Reality, however, contradicts these claims. Several studies, including 
one by economist Robert Lynch in 2004 called ''Rethinking Growth 
Strategies: How State and Local Taxes and Service Affect Economic 
Development," establish that state tax incentives have, at best, a 
minimal impact on businesses' decisions about where to locate their 
facilities. State taxes are simply too small a fraction of business 
costs (typically 1 to 2 percent) to be a major factor in siting 
decisions. Moreover, since all states are offering competing incentives, 
the differences are usually very small.

When asked about the efficacy of business tax incentives during his 
confirmation hearings in 2001 to be US treasury secretary, Paul O'Neill, 
former chief executive officer of ALCOA, said: ''As a businessman I 
never made an investment decision based on the tax code.
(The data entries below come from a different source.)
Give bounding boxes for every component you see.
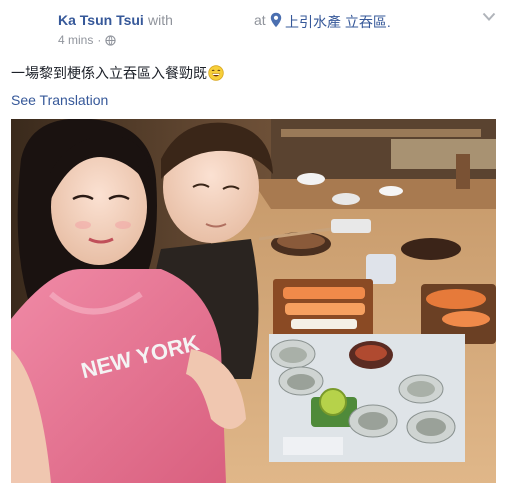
map-pin-icon — [270, 12, 282, 28]
location-link[interactable]: 上引水產 立吞區. — [285, 12, 391, 32]
status-text: 一場黎到梗係入立吞區入餐勁既 — [11, 65, 207, 81]
author-name-link[interactable]: Ka Tsun Tsui — [58, 12, 144, 28]
post-header: Ka Tsun Tsui with at 上引水產 立吞區. 4 mins · — [0, 0, 506, 52]
selfie-photo: NEW YORK — [11, 119, 496, 483]
globe-icon[interactable] — [105, 34, 117, 46]
with-label: with — [148, 12, 173, 28]
timestamp-link[interactable]: 4 mins — [58, 33, 93, 47]
chevron-down-icon[interactable] — [482, 12, 496, 22]
meta-separator: · — [97, 33, 102, 47]
post-meta: 4 mins · — [58, 33, 117, 47]
post-status-text: 一場黎到梗係入立吞區入餐勁既 — [11, 63, 224, 83]
see-translation-link[interactable]: See Translation — [11, 92, 108, 108]
post-photo[interactable]: NEW YORK — [11, 119, 496, 483]
at-label: at — [254, 12, 266, 28]
grinning-emoji-icon — [208, 65, 224, 81]
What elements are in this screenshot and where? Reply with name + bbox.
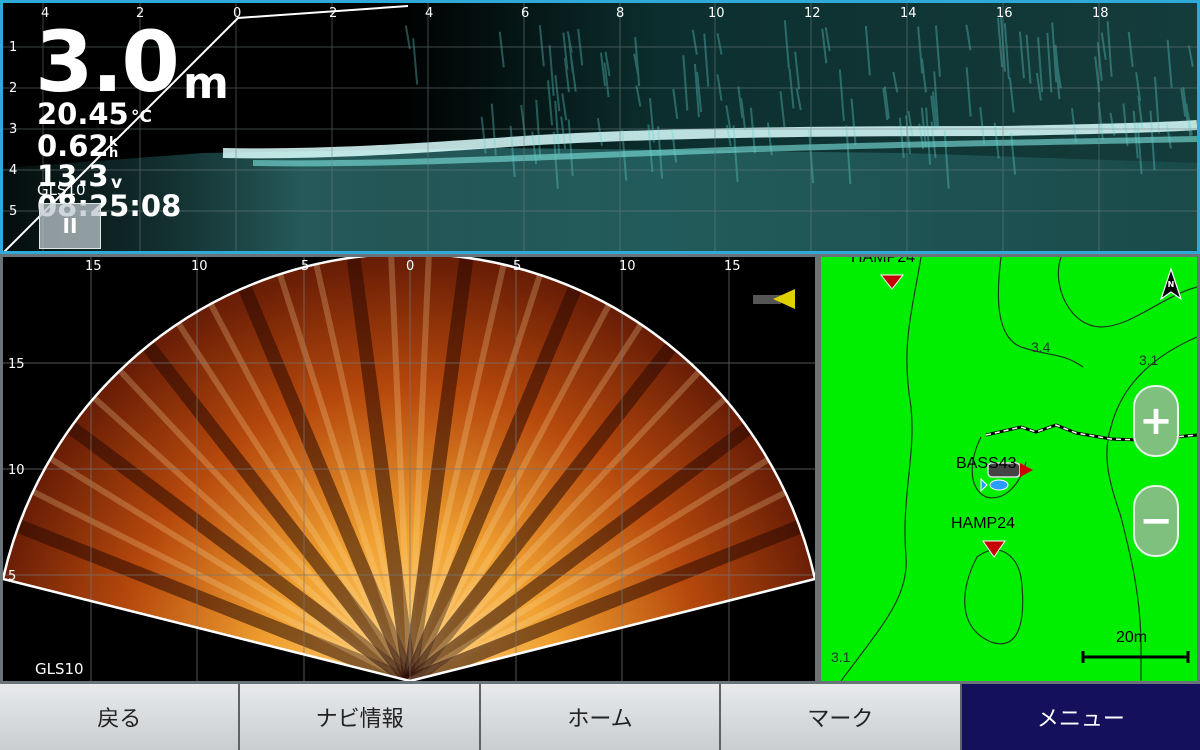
contour-label: 3.1 — [831, 649, 851, 665]
depth-tick: 1 — [9, 40, 17, 55]
menu-button[interactable]: メニュー — [962, 684, 1200, 750]
range-tick: 16 — [996, 6, 1013, 21]
range-tick: 10 — [619, 259, 636, 274]
livescope-sonar-panel[interactable]: 15 10 5 0 5 10 15 15 10 5 GLS10 — [0, 254, 818, 684]
range-tick: 15 — [85, 259, 102, 274]
range-tick: 8 — [616, 6, 624, 21]
range-tick: 5 — [301, 259, 309, 274]
bottom-button-bar: 戻る ナビ情報 ホーム マーク メニュー — [0, 684, 1200, 750]
contour-label: 3.1 — [1139, 352, 1159, 368]
depth-unit: m — [183, 58, 229, 109]
speed-unit: kh — [109, 137, 119, 159]
downscan-sonar-panel[interactable]: 4 2 0 2 4 6 8 10 12 14 16 18 1 2 3 4 5 3… — [0, 0, 1200, 254]
depth-tick: 10 — [8, 463, 25, 478]
livescope-sonar-image — [3, 257, 815, 681]
depth-readout: 3.0 — [35, 17, 178, 107]
contour-label: 3.4 — [1031, 339, 1051, 355]
range-tick: 15 — [724, 259, 741, 274]
water-temp-unit: °C — [131, 107, 152, 127]
range-tick: 12 — [804, 6, 821, 21]
range-tick: 18 — [1092, 6, 1109, 21]
waypoint-label[interactable]: HAMP24 — [951, 515, 1015, 533]
depth-tick: 5 — [9, 204, 17, 219]
pause-button[interactable]: II — [39, 203, 101, 249]
water-temp-readout: 20.45 — [37, 99, 129, 129]
navi-info-button[interactable]: ナビ情報 — [240, 684, 478, 750]
depth-tick: 4 — [9, 163, 17, 178]
map-panel[interactable]: 3.4 3.1 3.1 HAMP24 BASS43 HAMP24 N + − 2… — [818, 254, 1200, 684]
range-tick: 10 — [708, 6, 725, 21]
transducer-label: GLS10 — [35, 660, 84, 678]
scale-label: 20m — [1116, 629, 1147, 647]
range-tick: 5 — [513, 259, 521, 274]
speed-readout: 0.62 — [37, 131, 109, 161]
home-button[interactable]: ホーム — [481, 684, 719, 750]
range-tick: 6 — [521, 6, 529, 21]
sonar-display: 4 2 0 2 4 6 8 10 12 14 16 18 1 2 3 4 5 3… — [0, 0, 1200, 750]
mark-button[interactable]: マーク — [721, 684, 959, 750]
downscan-sonar-image — [3, 3, 1197, 251]
range-tick: 10 — [191, 259, 208, 274]
zoom-out-button[interactable]: − — [1133, 485, 1179, 557]
depth-tick: 2 — [9, 81, 17, 96]
north-label: N — [1166, 280, 1176, 289]
back-button[interactable]: 戻る — [0, 684, 238, 750]
range-tick: 4 — [425, 6, 433, 21]
waypoint-label[interactable]: BASS43 — [956, 455, 1016, 473]
range-tick: 2 — [329, 6, 337, 21]
range-tick: 14 — [900, 6, 917, 21]
depth-tick: 5 — [8, 569, 16, 584]
waypoint-label[interactable]: HAMP24 — [851, 254, 915, 267]
transducer-label: GLS10 — [37, 181, 86, 199]
zoom-in-button[interactable]: + — [1133, 385, 1179, 457]
depth-tick: 3 — [9, 122, 17, 137]
range-tick: 0 — [406, 259, 414, 274]
depth-tick: 15 — [8, 357, 25, 372]
range-tick: 0 — [233, 6, 241, 21]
If you give 
money away I will take it, but good business people don't do things 
because of inducements."

The real effect of these tax breaks is a dramatic loss of state and 
local revenues. In 1997, the national cost of state and local incentives 
was estimated at $50 billion, and the numbers have grown dramatically 
since then. The result: heavier tax burdens on individual taxpayers and 
small businesses. And less money for education, infrastructure, and the 
other government services that the research shows are real factors 
affecting business decisions about where to locate.

Nonetheless, state policy makers find it hard to say no to these 
giveaways. As long as other states are offering them, no one is ready to 
unilaterally disarm. And big businesses have become adept at playing 
states against one another to extract generous tax breaks. The states 
are caught in a vicious cycle of proliferating business incentives.

The best hope for saving the states from this destructive competition 
lies in the courts. Tomorrow, the US Supreme Court will hear a case, 
DaimlerChrysler v. Cuno, in which the lower court struck down Ohio's 
investment tax credit, one of the most common incentive devices, because 
it discriminatorily favors in-state business activity.

In fact, one of the primary purposes behind the Constitution was to put 
an end to tax wars among the states that were threatening to balkanize 
the national economy. Over the years, the courts have repeatedly stepped 
in to stop the states from using their tax systems to pursue parochial 
aims in ways that ended up hurting all of them. In particular, they have 
repeatedly forbidden a wide variety of state tax measures providing 
preferential tax benefits that are restricted to in-state business 
activity. The present array of location incentives are just the latest 
examples in that long history.

Meanwhile, corporate lobbyists are already laying the groundwork for 
federal legislation to reverse the impact of a possible Supreme Court 
decision invalidating location-based tax incentives. But hopefully, once 
the court has acted, Congress will have the wisdom to save the states 
from the renewal of a rivalry that only lines corporate pockets.

Peter D. Enrich, a professor at Northeastern University School of Law, 
is representing the plaintiffs in the Cuno case.